As someone who has been a fan of the Asian horror scene since the early 2000's (see movies like THE GRUDGE, RINGU, and THE PHONE), it's always exciting to be provided a window - through the lens of a foreign filmmaker - into other cultures & how horror sensibilities are weaved into them. That said, THE CLOSET is undoubtedly no exception. Kwang-bin Kim offers an unflinching depiction of the lives of abused and neglected children and how they are vulnerable to dark influences. At the same time, Kwang-bin Kim's film style wonderfully sets the tone for the film with his effective use of shadows and colors to draw the viewer in - injected a great amount of dread into each scene.
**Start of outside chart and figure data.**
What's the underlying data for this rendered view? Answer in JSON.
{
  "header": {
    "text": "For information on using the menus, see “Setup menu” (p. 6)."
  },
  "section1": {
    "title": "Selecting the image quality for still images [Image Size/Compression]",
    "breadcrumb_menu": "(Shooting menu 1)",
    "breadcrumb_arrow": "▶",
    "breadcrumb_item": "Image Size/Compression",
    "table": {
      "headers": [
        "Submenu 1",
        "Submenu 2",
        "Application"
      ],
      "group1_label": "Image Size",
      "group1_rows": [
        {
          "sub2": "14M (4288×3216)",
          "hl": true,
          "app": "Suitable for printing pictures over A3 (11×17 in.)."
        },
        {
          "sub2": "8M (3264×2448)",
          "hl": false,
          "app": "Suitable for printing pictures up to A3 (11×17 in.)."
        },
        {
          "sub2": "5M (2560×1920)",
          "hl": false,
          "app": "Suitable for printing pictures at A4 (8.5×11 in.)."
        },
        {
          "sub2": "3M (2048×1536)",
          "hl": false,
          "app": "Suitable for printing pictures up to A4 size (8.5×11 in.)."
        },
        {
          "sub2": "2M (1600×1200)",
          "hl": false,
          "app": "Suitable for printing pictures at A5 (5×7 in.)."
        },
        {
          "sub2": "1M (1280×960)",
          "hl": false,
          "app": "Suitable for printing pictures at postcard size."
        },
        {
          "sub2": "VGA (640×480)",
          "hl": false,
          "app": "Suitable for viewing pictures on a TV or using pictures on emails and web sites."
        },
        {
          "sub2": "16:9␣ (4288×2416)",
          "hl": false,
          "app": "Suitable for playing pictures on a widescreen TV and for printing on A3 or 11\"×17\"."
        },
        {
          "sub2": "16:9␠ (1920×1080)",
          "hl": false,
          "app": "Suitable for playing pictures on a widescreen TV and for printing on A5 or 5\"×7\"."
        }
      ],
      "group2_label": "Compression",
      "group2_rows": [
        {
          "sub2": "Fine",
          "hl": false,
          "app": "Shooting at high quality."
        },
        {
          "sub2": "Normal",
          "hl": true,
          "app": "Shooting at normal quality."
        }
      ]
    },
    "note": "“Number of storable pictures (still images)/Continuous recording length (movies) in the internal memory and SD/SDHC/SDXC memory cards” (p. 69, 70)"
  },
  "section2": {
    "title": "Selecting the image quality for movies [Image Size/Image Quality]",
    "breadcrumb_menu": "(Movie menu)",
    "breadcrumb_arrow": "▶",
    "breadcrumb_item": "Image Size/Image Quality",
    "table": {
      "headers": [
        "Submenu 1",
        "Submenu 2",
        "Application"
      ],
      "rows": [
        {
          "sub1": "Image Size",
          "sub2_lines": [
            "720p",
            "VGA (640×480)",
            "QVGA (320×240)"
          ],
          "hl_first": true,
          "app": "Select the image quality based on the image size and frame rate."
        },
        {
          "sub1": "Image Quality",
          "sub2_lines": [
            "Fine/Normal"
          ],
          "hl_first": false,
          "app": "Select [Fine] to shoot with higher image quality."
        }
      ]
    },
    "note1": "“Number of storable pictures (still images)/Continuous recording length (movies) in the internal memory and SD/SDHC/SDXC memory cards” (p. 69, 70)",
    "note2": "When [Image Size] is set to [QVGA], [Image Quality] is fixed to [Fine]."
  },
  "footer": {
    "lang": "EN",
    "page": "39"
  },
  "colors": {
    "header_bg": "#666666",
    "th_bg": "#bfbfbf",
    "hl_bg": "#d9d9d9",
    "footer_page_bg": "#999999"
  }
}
The real gems of this movie though are it's younger talents. Yool Heo and Si-ah Kim both carry this movie to new heights. Yool is brilliant and shows a mature talent in her performance; especially in one scene, when she becomes enraged at her father for seemingly trying to pay off her cooperation with more dolls when all she really wants is to know she is wanted and loved. Similarly, Si-ah's performance as the ghost-child, Myung-Jin, is beautifully heartbreaking; particularly, in the scene where we are provided with her character's backstory. Both young actresses are again very convincing and compelling in this film. Finally, there's Nam-gi Kim as Hoon. Best known for horror comedies such as ZOMBIE FOR SALE, Nam-gi plays Hoon as one-part con-artist, one part wise man, such as his first encounter with Sang - pretending to be his internet repair technician, yet who is later forced to admit his true intentions.
I've gone on a little long, but I can't brag enough about this movie! If you're a fan of horror or Asian cinema, then THE CLOSET is a real treat for you.